Researchers measure animals' true effect on greenhouse gases


By TIM HEARDEN
Capital Press

Researchers at the University of California-Davis are set to rebut a 2006 United Nations study that asserted that livestock operations are responsible for 18 percent of the world's greenhouse gases.

In a journal article due out Oct. 1, the research will demonstrate that American beef and dairy production accounts for a much lower percentage of the gases believed to cause global warming.

The study, titled "Clearing the Air: Livestock's Contribution to Climate Change," makes use of U.S. Environmental Protection Agency reports that agriculture as a whole emits only 5.8 percent of the nation's greenhouse gases, said Frank Mitloehner, a livestock air quality specialist who worked on the project.

In California, where about 20 percent of U.S. cows reside and produce some 280 million pounds of manure a day, state officials say only 5.4 percent of greenhouse gases come from agriculture, Mitloehner said.

Researchers have also found that livestock accounts for a far lower level of volatile organic compounds (VOCs), which combine with oxides of nitrogen to create smog, than had been previously thought.

"Cars produce way more smog-producing gases than cows or steers ever will," Mitloehner told a room full of cattle producers in Palo Cedro, Calif..

The UC-Davis study was funded by numerous organizations including the National Cattlemen's Beef Association, which was concerned about negative media coverage of beef following the UN's report, "Livestock's Long Shadow."

The UN asserted that on a worldwide scale, livestock creates more greenhouse gases such as carbon dioxide, methane, nitrous oxide and ozone than does transportation. Further, it said livestock causes 40 percent of all methane and 65 percent of all nitrous oxide.

Based on the study, news organizations have erroneously applied the percentages to livestock operations in the United States, and even to individual states, Mitloehner said.

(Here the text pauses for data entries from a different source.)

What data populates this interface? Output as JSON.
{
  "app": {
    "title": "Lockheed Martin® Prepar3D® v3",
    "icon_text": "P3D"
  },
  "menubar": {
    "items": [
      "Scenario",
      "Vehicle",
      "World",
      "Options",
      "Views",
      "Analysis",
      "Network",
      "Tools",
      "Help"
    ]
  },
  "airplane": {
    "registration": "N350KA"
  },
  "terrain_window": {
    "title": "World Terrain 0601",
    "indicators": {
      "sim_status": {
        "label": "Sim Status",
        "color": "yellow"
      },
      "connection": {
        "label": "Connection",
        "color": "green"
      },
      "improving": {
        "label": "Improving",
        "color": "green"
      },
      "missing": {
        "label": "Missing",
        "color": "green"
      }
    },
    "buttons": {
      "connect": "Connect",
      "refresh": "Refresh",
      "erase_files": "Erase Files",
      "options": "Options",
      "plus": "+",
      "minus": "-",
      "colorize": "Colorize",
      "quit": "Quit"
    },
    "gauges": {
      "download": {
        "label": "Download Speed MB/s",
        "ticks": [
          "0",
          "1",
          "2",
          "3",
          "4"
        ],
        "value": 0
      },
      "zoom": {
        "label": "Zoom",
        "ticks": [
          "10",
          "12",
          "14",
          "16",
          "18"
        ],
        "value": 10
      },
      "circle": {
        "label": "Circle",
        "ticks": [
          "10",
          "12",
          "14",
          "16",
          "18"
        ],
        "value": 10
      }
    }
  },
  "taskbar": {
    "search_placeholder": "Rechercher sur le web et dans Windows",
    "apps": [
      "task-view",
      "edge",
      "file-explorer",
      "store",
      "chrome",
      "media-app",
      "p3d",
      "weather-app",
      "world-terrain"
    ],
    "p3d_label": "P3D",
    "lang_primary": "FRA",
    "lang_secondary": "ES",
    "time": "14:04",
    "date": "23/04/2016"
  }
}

However, the EPA has found that livestock is responsible for less than 3 percent of America's global warming-related emissions, he said.

The U.S. has a very small amount of the world's livestock, agriculture and livestock-related greenhouse gases, and its transportation system is much more advanced than in many undeveloped countries, he said.

The U.N. lists the clear-cutting of forests for livestock production as the No. 1 contributor to livestock-related climate change, but the U.S. is growing its forest land, Mitloehner said.

To determine the actual emissions from cattle, UC-Davis' research team studied Holstein and Angus calves and cows of various sizes and measured all sorts of gases.

The study made use of the unique conditions of California's Central Valley, which creates a "perfect trough" to trap air pollution, Mitloehner said. The research was completed in late 2008 and its findings have been undergoing a peer review.

Among its discoveries was that the researchers found higher methane levels depending on what the animal was fed, on its metabolism and other factors, Mitloehner said. The "take-home message" when it comes to dairies was that lagoons are the smallest source of VOCs, while the biggest source on a dairy is silage, he said.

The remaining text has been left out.